Goldman closed his TED Talk with a call to action for the medical community to redefine its attitude to mistakes, to find ways to openly and sympathetically discuss them in order to better learn from them. That was almost ten years ago and I’m not sure we’ve answered his rallying cry yet.
So, what can we do?
There is still hope, and it starts in medical and nursing school.
We must teach medical and nursing students that mistakes are inevitable in a high pressure field with exponentially increasing complexity and pressure. Only in doing this from the start, in teaching students to be comfortable with uncertainty and that mistakes are inevitable in an uncertain world, will we begin to change the tide.
Companies such as Oxford Medical Simulation are actively trying to create a safe space in which to consider clinical mistakes that Goldman so rightly encouraged us to cultivate.
OMS builds lifelike but non-judgemental virtual reality scenarios in which students can see and treat patients like in real life. This allows learners to make mistakes in the virtual world rather than in real life, without any sense of reprisal.
Reflection and debrief on performance is built into the system, guiding learners to discuss errors, before providing structured feedback on performance. In this way, learners are in control of building a culture of supportive discussion of error.
While it is key to embed a culture of discussing errors at medical or nursing school, this is not enough. Once clinicians have been taught that making mistakes is normal, that discussing them is vital, and that this can improve patient care, we need to have systems that support reporting of these errors, to disseminate knowledge.
Reporting of mistakes, reporting of near-misses, reporting of anything that might compromise patient care should be the norm. And this should be true from the porters through the clinicians to the CEO.
To do that, we have to extricate the shame loaded into such discussions of error. Though a broad culture change to make error reporting the norm will take time, one simple way to help this is anonymisation. Building simple, anonymised reporting systems into hospital infrastructure – where an error is reported to the patient safety team, a collaborative action plan is formed and reported back to the clinical team without fear of reprisal – is vital. None of this is difficult, and it will surprise many people outside healthcare that this is not the norm in more hospitals, but all will help create a system that helps identify and supports rather than punishes.

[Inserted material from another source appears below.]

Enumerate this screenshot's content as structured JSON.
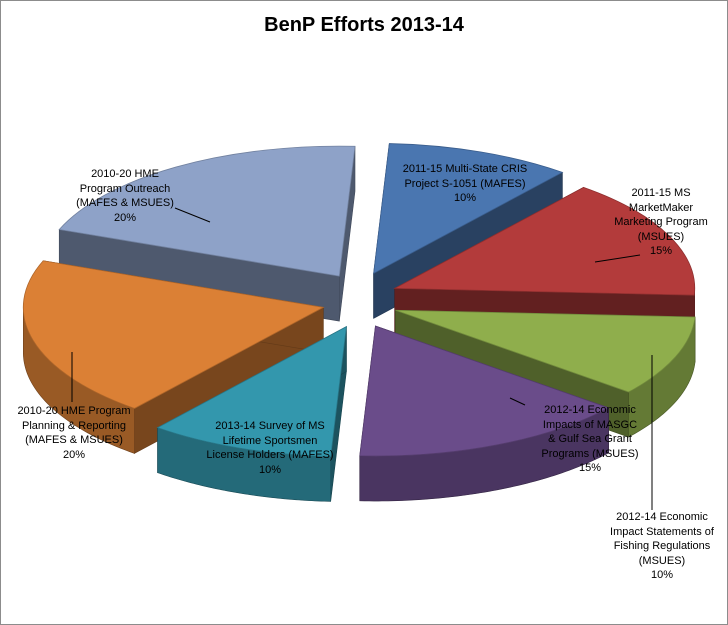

Finally, the systems above are worth nothing if not supported by patients. It is imperative that patients and the public support and can contribute to the structure of such systems – what clinicians and hospital managers feel is important can be very different from the patient voice.
Alongside this, patients and the public must begin to accept that in a complex system, doctors will make mistakes. Healthcare is an imperfect science – many of the decisions we make are based on little or no evidence. In a world where new treatments are being invented daily and conflicting evidence is produced at the rate of 1,000 papers per day, clinicians cannot know what the ‘correct’ course of action is in many cases.

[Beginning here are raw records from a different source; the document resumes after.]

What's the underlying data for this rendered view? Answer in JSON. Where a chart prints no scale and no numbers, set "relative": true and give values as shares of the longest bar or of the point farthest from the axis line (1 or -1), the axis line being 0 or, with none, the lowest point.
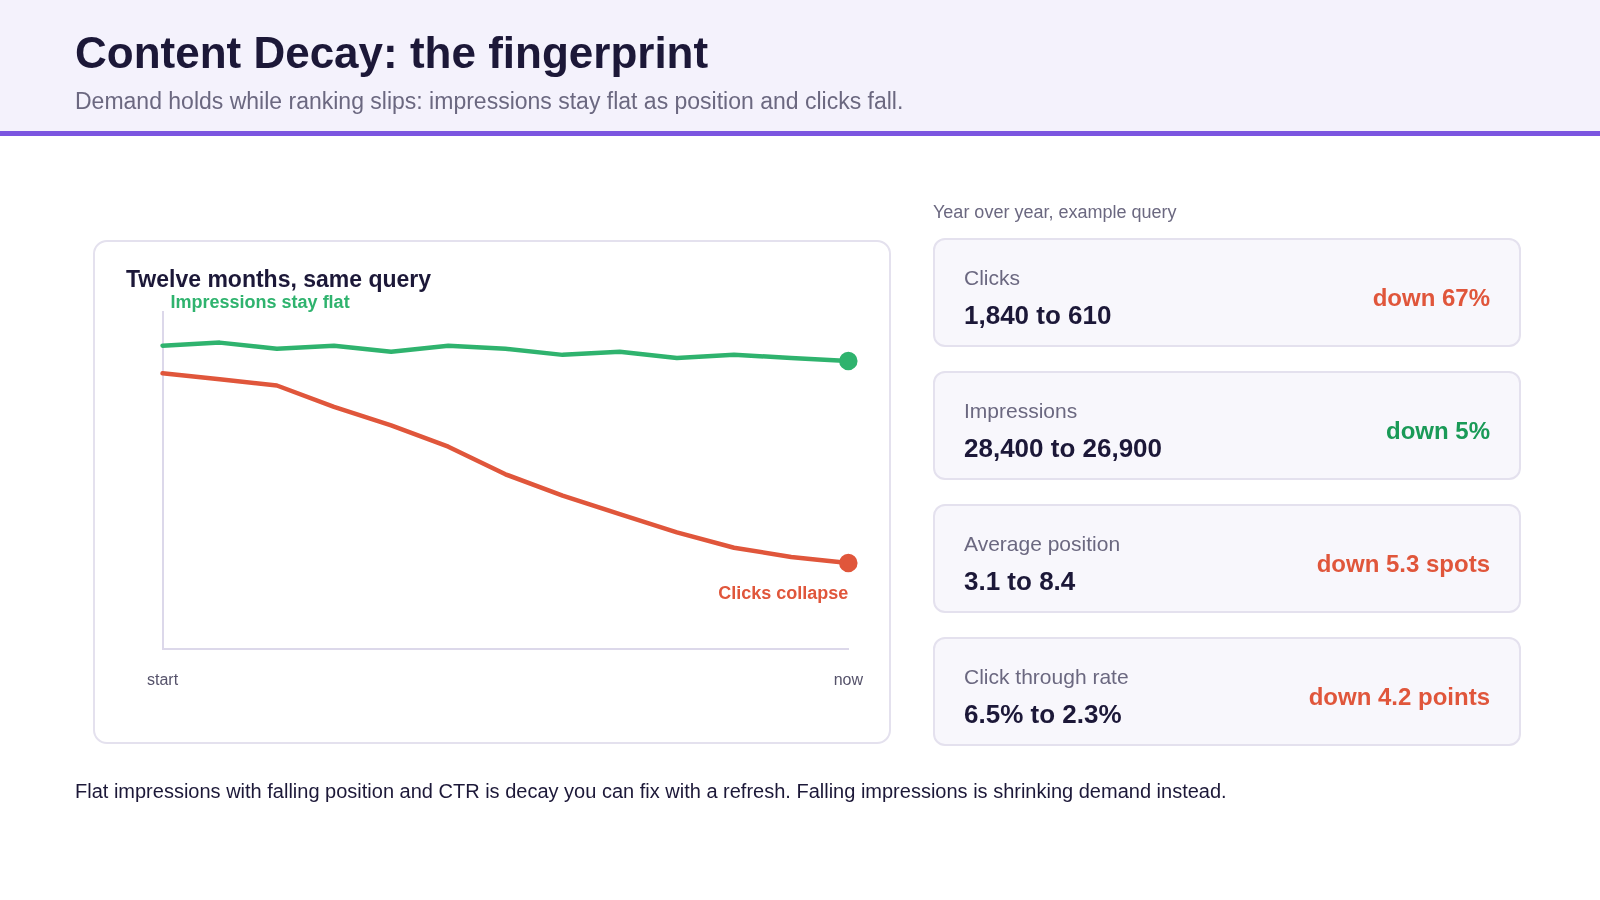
{
  "chart_data": [
    {
      "type": "line",
      "title": "Content Decay: the fingerprint",
      "subtitle": "Demand holds while ranking slips: impressions stay flat as position and clicks fall.",
      "relative": true,
      "grid": false,
      "legend": false,
      "line_style": "solid",
      "categories": [
        "start",
        null,
        null,
        null,
        null,
        null,
        null,
        null,
        null,
        null,
        null,
        null,
        "now"
      ],
      "series": [
        {
          "name": "Impressions stay flat",
          "color": "#2fb36e",
          "values": [
            0.99,
            1,
            0.98,
            0.99,
            0.97,
            0.99,
            0.98,
            0.96,
            0.97,
            0.95,
            0.96,
            0.95,
            0.94
          ]
        },
        {
          "name": "Clicks collapse",
          "color": "#e0563b",
          "values": [
            0.9,
            0.88,
            0.86,
            0.79,
            0.73,
            0.66,
            0.57,
            0.5,
            0.44,
            0.38,
            0.33,
            0.3,
            0.28
          ]
        }
      ],
      "annotations": [
        "Twelve months, same query",
        "Flat impressions with falling position and CTR is decay you can fix with a refresh. Falling impressions is shrinking demand instead."
      ]
    },
    {
      "type": "other",
      "title": "Year over year, example query",
      "colors": [
        "#e0563b",
        "#1a9a57",
        "#e0563b",
        "#e0563b"
      ],
      "annotations": [
        "Clicks",
        "1,840 to 610",
        "down 67%",
        "Impressions",
        "28,400 to 26,900",
        "down 5%",
        "Average position",
        "3.1 to 8.4",
        "down 5.3 spots",
        "Click through rate",
        "6.5% to 2.3%",
        "down 4.2 points"
      ]
    }
  ]
}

Often the ‘correct’ course does not even exist so we make 50:50 calls.
Combine this with a workforce that is understaffed, overworked and burned out and there is no surprise that mistakes are made so frequently. That is not to accept mistakes – it is to accept what we cannot change, identify what we can change, and target this actively.
Summary
Like the patients we harm, we carry our mistakes with us for the rest of our lives.
Arming our clinicians with the resources to acknowledge, reflect on and learn from their mistakes is crucial to identifying areas for growth and improving patient care.